2006年1月3日(火)「しんぶん赤旗」

2006世界の表情 南米諸国

地域統合に向かう

「米国は中南米を失った」


 「左翼が中南米を覆う」。昨年十二月に行われたボリビア大統領選挙の結果に関する米紙マイアミ・ヘラルド二十四日付記事の見出しです。この選挙で、新自由主義経済からの転換を主張するエボ・モラレス氏が予想をくつがえす大量得票で当選しました。

■干渉主義に挑む

 記事は、選挙結果について「歴史的な米国の干渉主義に挑む政府を選ぶという中南米有権者の強力な流れに沿ったもの」と指摘し、「米国が中南米を失ったことはいまや十分すぎるほど明白だ」とする評論家の見解を紹介しました。

 モラレス氏の勝利を受け、南米南部共同市場(メルコスル)のアルバレス委員長はただちに、「メルコスルに正式加盟させたい」と表明。べネズエラのチャベス大統領は、両国の豊富な天然ガスを中南米各国に供給するためエネルギー分野の統合をボリビアに呼びかけました。

 地域統合構想は、南米全十二カ国が二〇〇四年十二月、南米諸国共同体の設立宣言として明確にしました。昨年、メルコスルや多国間協議などを経て、エネルギーを安定的に供給する大陸規模のパイプラインや大陸横断道路の建設に合意しました。統合推進を目的とする新テレビ局「テレスル」の誕生も注目されました。

 十一月の第四回米州首脳会議では、メルコスル四カ国とベネズエラが、米国主導の米州自由貿易地域(FTAA)交渉の再開に応じないとの立場を貫きました。アンデス共同体議長国のベネズエラは先月、メルコスルに正式加盟。両組織の統合による南米諸国共同体実現への速度が強まります。

 南米統合の構想は、十九世紀初頭に各国を独立させた英雄シモン・ボリバルの試みにさかのぼります。一九六〇年代にはラテンアメリカ自由貿易連合(LAFTA)が設立されました。九〇年代にはメルコスルが設立され、地域統合の動きが進みました。ねらいは地域市場の形成や、経済グローバル化に対応する、より大きな市場の確保でした。

■変革の風一段と

 現在進められている地域統合の構想は、米国が推進しようとしたFTAAへの反発から生まれました。経済統合にとどまらず、多国間主義や国際法にもとづく政治的協調、国民レベルの社会的統合、各国間の経済格差の縮小なども視野に入れています。統合の母体とされるメルコスル加盟国は、新自由主義経済モデルからの転換を掲げています。
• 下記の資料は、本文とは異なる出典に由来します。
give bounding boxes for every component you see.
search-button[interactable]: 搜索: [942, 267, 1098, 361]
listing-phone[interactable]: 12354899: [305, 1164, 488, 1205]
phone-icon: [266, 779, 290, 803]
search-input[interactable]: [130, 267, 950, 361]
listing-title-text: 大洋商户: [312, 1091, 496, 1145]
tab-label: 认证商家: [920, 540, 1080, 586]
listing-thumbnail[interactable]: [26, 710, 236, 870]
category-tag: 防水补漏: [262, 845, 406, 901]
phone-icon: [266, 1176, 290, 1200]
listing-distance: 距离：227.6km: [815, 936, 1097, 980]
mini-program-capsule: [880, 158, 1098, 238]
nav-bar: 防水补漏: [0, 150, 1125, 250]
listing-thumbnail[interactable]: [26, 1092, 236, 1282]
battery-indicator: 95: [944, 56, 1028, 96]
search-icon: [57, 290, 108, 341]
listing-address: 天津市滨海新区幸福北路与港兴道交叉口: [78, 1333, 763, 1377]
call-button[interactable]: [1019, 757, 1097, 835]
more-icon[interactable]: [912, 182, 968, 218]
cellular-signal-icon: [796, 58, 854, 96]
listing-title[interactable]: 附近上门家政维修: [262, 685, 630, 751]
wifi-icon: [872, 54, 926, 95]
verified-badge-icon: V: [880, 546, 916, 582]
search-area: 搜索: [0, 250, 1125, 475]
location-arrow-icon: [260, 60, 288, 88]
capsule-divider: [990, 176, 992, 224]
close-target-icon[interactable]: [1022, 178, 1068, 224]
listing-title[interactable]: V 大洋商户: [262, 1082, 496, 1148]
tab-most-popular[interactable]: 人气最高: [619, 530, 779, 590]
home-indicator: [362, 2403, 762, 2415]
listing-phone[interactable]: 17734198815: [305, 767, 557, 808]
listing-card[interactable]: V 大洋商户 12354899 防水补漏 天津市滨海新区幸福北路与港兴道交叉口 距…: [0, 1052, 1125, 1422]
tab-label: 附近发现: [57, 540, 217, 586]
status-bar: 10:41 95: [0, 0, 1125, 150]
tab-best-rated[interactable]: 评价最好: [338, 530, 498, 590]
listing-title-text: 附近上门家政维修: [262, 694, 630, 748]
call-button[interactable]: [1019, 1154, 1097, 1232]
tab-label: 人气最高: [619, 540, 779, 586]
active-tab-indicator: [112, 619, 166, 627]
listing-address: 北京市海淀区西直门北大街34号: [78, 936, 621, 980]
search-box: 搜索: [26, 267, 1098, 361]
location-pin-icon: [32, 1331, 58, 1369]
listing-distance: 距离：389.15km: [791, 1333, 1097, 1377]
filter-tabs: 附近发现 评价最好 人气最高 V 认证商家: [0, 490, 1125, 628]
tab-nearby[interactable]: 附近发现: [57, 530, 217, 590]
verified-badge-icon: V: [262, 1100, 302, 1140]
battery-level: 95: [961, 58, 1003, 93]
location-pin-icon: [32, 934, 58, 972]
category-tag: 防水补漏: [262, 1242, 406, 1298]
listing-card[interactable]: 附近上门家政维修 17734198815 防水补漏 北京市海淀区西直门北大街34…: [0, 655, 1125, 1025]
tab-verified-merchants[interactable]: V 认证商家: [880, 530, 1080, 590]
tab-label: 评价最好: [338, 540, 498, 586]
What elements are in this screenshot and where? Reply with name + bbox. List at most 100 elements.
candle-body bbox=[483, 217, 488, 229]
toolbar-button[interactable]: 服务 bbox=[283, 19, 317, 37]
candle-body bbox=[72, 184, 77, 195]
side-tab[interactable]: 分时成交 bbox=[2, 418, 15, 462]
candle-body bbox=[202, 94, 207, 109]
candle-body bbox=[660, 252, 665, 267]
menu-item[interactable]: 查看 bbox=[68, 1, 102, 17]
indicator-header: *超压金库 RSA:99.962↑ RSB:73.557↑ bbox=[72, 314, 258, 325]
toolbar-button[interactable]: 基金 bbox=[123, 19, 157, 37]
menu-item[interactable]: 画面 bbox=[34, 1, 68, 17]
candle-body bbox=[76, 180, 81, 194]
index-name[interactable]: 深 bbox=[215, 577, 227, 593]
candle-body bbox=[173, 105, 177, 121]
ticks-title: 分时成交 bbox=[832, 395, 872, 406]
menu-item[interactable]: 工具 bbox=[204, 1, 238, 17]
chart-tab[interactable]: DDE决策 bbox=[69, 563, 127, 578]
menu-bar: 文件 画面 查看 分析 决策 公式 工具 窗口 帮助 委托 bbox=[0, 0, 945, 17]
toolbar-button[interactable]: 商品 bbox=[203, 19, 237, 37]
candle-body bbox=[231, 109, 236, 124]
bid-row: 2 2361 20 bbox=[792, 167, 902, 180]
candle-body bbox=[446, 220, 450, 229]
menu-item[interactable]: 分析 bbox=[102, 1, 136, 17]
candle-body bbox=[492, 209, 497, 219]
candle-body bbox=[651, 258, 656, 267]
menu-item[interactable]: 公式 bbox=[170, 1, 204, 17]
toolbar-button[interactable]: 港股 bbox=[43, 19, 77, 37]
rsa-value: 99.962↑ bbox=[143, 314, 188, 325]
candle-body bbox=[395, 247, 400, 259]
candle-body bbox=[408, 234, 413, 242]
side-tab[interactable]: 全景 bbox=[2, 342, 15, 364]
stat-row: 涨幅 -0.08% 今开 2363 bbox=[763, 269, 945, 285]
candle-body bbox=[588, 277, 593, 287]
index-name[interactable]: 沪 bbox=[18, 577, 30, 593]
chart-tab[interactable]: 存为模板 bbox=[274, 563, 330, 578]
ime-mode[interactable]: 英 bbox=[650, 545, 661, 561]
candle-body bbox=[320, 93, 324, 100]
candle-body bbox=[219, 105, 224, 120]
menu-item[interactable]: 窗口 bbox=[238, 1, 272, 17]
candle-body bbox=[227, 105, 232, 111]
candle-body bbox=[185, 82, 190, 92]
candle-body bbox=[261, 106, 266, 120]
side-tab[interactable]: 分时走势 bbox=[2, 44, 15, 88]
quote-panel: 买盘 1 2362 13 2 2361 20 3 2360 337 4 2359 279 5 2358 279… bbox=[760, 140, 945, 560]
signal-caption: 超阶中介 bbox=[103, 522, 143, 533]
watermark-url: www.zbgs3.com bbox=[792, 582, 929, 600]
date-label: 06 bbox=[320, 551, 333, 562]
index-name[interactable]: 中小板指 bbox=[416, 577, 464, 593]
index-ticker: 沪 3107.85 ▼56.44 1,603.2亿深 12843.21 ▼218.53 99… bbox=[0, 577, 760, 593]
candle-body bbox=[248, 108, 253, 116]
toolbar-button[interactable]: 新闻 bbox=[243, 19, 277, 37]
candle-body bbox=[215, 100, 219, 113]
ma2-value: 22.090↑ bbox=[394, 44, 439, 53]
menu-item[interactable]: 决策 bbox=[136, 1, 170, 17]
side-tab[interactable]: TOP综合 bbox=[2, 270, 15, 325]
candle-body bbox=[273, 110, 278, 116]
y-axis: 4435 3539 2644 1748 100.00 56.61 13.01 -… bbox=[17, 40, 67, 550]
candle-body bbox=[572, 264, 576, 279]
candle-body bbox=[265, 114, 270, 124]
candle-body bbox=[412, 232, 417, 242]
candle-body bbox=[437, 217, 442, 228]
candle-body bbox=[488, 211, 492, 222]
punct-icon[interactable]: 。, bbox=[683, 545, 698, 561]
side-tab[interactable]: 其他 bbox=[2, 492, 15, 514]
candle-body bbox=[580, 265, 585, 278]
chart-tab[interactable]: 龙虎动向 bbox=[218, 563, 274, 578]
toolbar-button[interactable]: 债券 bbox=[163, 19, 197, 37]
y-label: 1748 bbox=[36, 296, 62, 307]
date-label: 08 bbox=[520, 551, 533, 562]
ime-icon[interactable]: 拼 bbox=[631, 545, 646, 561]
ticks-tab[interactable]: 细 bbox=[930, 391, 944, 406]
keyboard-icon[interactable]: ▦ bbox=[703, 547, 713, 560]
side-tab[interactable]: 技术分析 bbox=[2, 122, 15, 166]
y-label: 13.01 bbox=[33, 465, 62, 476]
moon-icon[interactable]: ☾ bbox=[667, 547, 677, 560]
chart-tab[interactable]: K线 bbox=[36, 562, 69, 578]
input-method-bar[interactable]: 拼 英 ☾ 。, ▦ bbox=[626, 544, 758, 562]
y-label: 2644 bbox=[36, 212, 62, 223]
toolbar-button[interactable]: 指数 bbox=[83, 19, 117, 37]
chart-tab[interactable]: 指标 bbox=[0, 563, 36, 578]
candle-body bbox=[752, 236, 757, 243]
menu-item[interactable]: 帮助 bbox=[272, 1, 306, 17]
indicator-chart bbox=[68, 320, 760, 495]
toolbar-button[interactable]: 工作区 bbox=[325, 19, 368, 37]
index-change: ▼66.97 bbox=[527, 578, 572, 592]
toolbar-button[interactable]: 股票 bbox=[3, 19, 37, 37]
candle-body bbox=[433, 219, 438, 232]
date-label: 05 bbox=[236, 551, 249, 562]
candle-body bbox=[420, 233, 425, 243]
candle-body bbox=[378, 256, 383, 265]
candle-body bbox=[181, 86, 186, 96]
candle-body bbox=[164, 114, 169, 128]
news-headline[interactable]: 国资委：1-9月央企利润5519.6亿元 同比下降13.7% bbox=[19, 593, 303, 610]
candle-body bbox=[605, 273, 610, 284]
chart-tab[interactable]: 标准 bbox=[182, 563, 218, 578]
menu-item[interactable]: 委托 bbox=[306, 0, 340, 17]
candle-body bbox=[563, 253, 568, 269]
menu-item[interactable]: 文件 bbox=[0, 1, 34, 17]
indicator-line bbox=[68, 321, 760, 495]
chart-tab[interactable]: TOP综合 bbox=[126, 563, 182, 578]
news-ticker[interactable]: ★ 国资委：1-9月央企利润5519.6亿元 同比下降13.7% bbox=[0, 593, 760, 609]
 五カ国の政権与党を含め中南米の左翼・進歩勢力から成るサンパウロ・フォーラムの第十二回会議(〇五年七月)は最終宣言で、「地域統合は、発展と進歩、主権をめざすたたかいの手段であり、連帯し国民の利益を尊重する“異なるグローバル化”への根本的手段だ」と強調します。

 親米保守政権による新自由主義路線の結果に失望した国民が、選挙を通じ、米国のいいなりにならない自主、民主の国づくりをめざす政権を相次いで誕生させていることが新しい地域統合をめざす動きの背景にあります。

 それらの政権下の人口は、南米大陸三億五千万人の四分の三。十九世紀初めの独立後も米国の支配下に置かれていた状況は様変わりしました。「米国の裏庭」の汚名はもはや通用しません。

 今年は、今月十五日のチリ大統領選挙決選投票を含め、中南米九カ国で大統領選挙がおこなわれます。変革の風は一段と強まります。(メキシコ市=松島良尚)

 ▼南米南部共同市場(メルコスル)とアンデス共同体 いずれも加盟国の経済統合をめざして発足。メルコスルはアルゼンチン、ブラジル、ウルグアイ、パラグアイが一九九一年、パラグアイの首都アスンシオンでの首脳会議で調印した南部共同市場条約により設立。現在、加盟五カ国、準加盟五カ国。メルコスル域内の貿易は原則自由。アンデス共同体は六九年に創設され、加盟国はボリビア、コロンビア、エクアドル、ベネズエラ、ペルー。